Despite all our modern luxuries and conveniences, I am not sure that we ever moved very far out of the previous ‘dark age.’ What made us think that we had? Yes, flush toilets, penicillin, air travel and international art biennales have all contributed to our glowing self-satisfaction with the new world order. But how far do you have to poke beneath the surface to find that things are just as basic—and venal—as before? We are probably as close to nuclear war as we have been for some time, though of course that will be up to governments that we look down upon. We face the return of diseases we temporarily got a grip on, but are now facing a time without the benefit of suitable drugs to control them. The threat multiplier of climate change throws all happy descriptions of our blossoming, civilised future into doubt. That’s already happening, and as somebody pointed out the models were wrong—they were too conservative. Has greed diminished in the last millennium? War? Poverty? Inequality? Torture?

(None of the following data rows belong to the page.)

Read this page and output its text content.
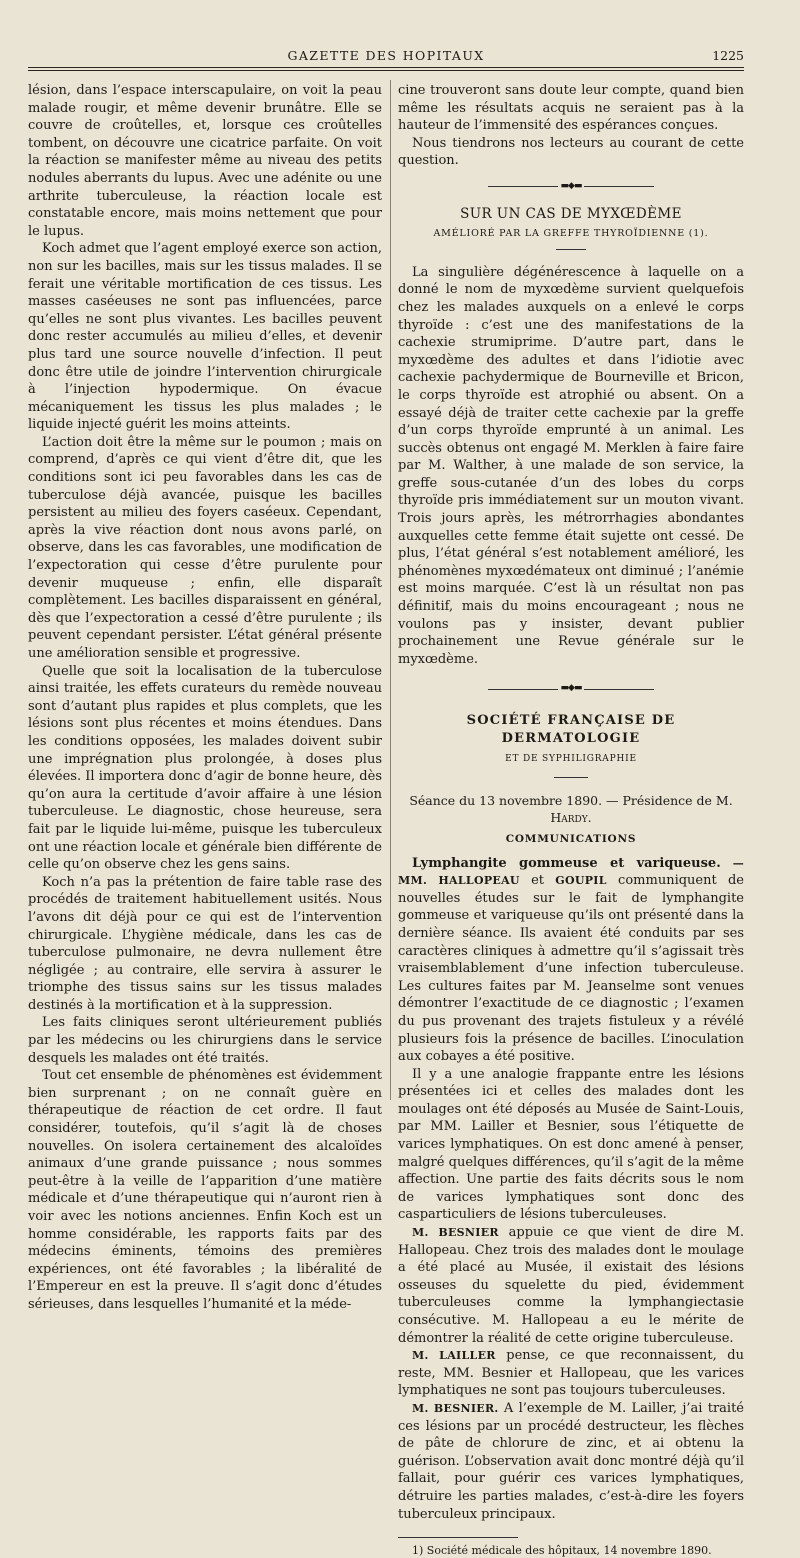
GAZETTE DES HOPITAUX	1225

lésion, dans l’espace interscapulaire, on voit la peau malade rougir, et même devenir brunâtre. Elle se couvre de croûtelles, et, lorsque ces croûtelles tombent, on découvre une cicatrice parfaite. On voit la réaction se manifester même au niveau des petits nodules aberrants du lupus. Avec une adénite ou une arthrite tuberculeuse, la réaction locale est constatable encore, mais moins nettement que pour le lupus.

Koch admet que l’agent employé exerce son action, non sur les bacilles, mais sur les tissus malades. Il se ferait une véritable mortification de ces tissus. Les masses caséeuses ne sont pas influencées, parce qu’elles ne sont plus vivantes. Les bacilles peuvent donc rester accumulés au milieu d’elles, et devenir plus tard une source nouvelle d’infection. Il peut donc être utile de joindre l’intervention chirurgicale à l’injection hypodermique. On évacue mécaniquement les tissus les plus malades ; le liquide injecté guérit les moins atteints.

L’action doit être la même sur le poumon ; mais on comprend, d’après ce qui vient d’être dit, que les conditions sont ici peu favorables dans les cas de tuberculose déjà avancée, puisque les bacilles persistent au milieu des foyers caséeux. Cependant, après la vive réaction dont nous avons parlé, on observe, dans les cas favorables, une modification de l’expectoration qui cesse d’être purulente pour devenir muqueuse ; enfin, elle disparaît complètement. Les bacilles disparaissent en général, dès que l’expectoration a cessé d’être purulente ; ils peuvent cependant persister. L’état général présente une amélioration sensible et progressive.

Quelle que soit la localisation de la tuberculose ainsi traitée, les effets curateurs du remède nouveau sont d’autant plus rapides et plus complets, que les lésions sont plus récentes et moins étendues. Dans les conditions opposées, les malades doivent subir une imprégnation plus prolongée, à doses plus élevées. Il importera donc d’agir de bonne heure, dès qu’on aura la certitude d’avoir affaire à une lésion tuberculeuse. Le diagnostic, chose heureuse, sera fait par le liquide lui-même, puisque les tuberculeux ont une réaction locale et générale bien différente de celle qu’on observe chez les gens sains.

Koch n’a pas la prétention de faire table rase des procédés de traitement habituellement usités. Nous l’avons dit déjà pour ce qui est de l’intervention chirurgicale. L’hygiène médicale, dans les cas de tuberculose pulmonaire, ne devra nullement être négligée ; au contraire, elle servira à assurer le triomphe des tissus sains sur les tissus malades destinés à la mortification et à la suppression.

Les faits cliniques seront ultérieurement publiés par les médecins ou les chirurgiens dans le service desquels les malades ont été traités.

Tout cet ensemble de phénomènes est évidemment bien surprenant ; on ne connaît guère en thérapeutique de réaction de cet ordre. Il faut considérer, toutefois, qu’il s’agit là de choses nouvelles. On isolera certainement des alcaloïdes animaux d’une grande puissance ; nous sommes peut-être à la veille de l’apparition d’une matière médicale et d’une thérapeutique qui n’auront rien à voir avec les notions anciennes. Enfin Koch est un homme considérable, les rapports faits par des médecins éminents, témoins des premières expériences, ont été favorables ; la libéralité de l’Empereur en est la preuve. Il s’agit donc d’études sérieuses, dans lesquelles l’humanité et la méde-

cine trouveront sans doute leur compte, quand bien même les résultats acquis ne seraient pas à la hauteur de l’immensité des espérances conçues.

Nous tiendrons nos lecteurs au courant de cette question.

▬◆▬
SUR UN CAS DE MYXŒDÈME
AMÉLIORÉ PAR LA GREFFE THYROÏDIENNE (1).

La singulière dégénérescence à laquelle on a donné le nom de myxœdème survient quelquefois chez les malades auxquels on a enlevé le corps thyroïde : c’est une des manifestations de la cachexie strumiprime. D’autre part, dans le myxœdème des adultes et dans l’idiotie avec cachexie pachydermique de Bourneville et Bricon, le corps thyroïde est atrophié ou absent. On a essayé déjà de traiter cette cachexie par la greffe d’un corps thyroïde emprunté à un animal. Les succès obtenus ont engagé M. Merklen à faire faire par M. Walther, à une malade de son service, la greffe sous-cutanée d’un des lobes du corps thyroïde pris immédiatement sur un mouton vivant. Trois jours après, les métrorrhagies abondantes auxquelles cette femme était sujette ont cessé. De plus, l’état général s’est notablement amélioré, les phénomènes myxœdémateux ont diminué ; l’anémie est moins marquée. C’est là un résultat non pas définitif, mais du moins encourageant ; nous ne voulons pas y insister, devant publier prochainement une Revue générale sur le myxœdème.

▬◆▬
SOCIÉTÉ FRANÇAISE DE DERMATOLOGIE
ET DE SYPHILIGRAPHIE
Séance du 13 novembre 1890. — Présidence de M. Hardy.
COMMUNICATIONS

Lymphangite gommeuse et variqueuse. — MM. HALLOPEAU et GOUPIL communiquent de nouvelles études sur le fait de lymphangite gommeuse et variqueuse qu’ils ont présenté dans la dernière séance. Ils avaient été conduits par ses caractères cliniques à admettre qu’il s’agissait très vraisemblablement d’une infection tuberculeuse. Les cultures faites par M. Jeanselme sont venues démontrer l’exactitude de ce diagnostic ; l’examen du pus provenant des trajets fistuleux y a révélé plusieurs fois la présence de bacilles. L’inoculation aux cobayes a été positive.

Il y a une analogie frappante entre les lésions présentées ici et celles des malades dont les moulages ont été déposés au Musée de Saint-Louis, par MM. Lailler et Besnier, sous l’étiquette de varices lymphatiques. On est donc amené à penser, malgré quelques différences, qu’il s’agit de la même affection. Une partie des faits décrits sous le nom de varices lymphatiques sont donc des casparticuliers de lésions tuberculeuses.

M. BESNIER appuie ce que vient de dire M. Hallopeau. Chez trois des malades dont le moulage a été placé au Musée, il existait des lésions osseuses du squelette du pied, évidemment tuberculeuses comme la lymphangiectasie consécutive. M. Hallopeau a eu le mérite de démontrer la réalité de cette origine tuberculeuse.

M. LAILLER pense, ce que reconnaissent, du reste, MM. Besnier et Hallopeau, que les varices lymphatiques ne sont pas toujours tuberculeuses.

M. BESNIER. A l’exemple de M. Lailler, j’ai traité ces lésions par un procédé destructeur, les flèches de pâte de chlorure de zinc, et ai obtenu la guérison. L’observation avait donc montré déjà qu’il fallait, pour guérir ces varices lymphatiques, détruire les parties malades, c’est-à-dire les foyers tuberculeux principaux.

1) Société médicale des hôpitaux, 14 novembre 1890.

Thinking of the people who live below the dam—a metaphor for our age—it seems to be a case of just waiting to see whether a crisis can be avoided. What would you think if you were threatened with arrest if you didn’t leave your flood threatened home for an unspecified period? Whatever happens to the population living in the shadow of the Toddbrook reservoir near Whaley Bridge, which may or may not collapse tonight, they will notice their properties becoming uninsurable, or if they can insure, they may have to pay a hefty premium. In this age, what happens to insurance is, as it were the canary in the mine. Insurance is a collective (almost socialist) expression of faith in the future, i.e. that whatever happens we will be able jointly to cover our risks in some benign point in the future. This belief is going to be sorely tested as time goes by, and with it the idea that we can collectively take a shared responsibility for our individual wellbeing.
I am not, of course saying that all is bleak about human nature—the adversities that will befall our species as a result of its current profligacy will certainly lead to astonishing feats of human compassion. But the opposite is also true, and I suspect as the saying goes, the devil has all the best tunes.
I don’t see a huge amount of political effort going into the development of a sustainable, human future. And where that does exist in an embryonic stage, e.g. in the approach of Jeremy Corbyn, it is antithetical to the current design of our society. Some people think that technology alone will save us, almost like Hitler believed a war-winning wonder weapon was just around the corner. And look what happened to him.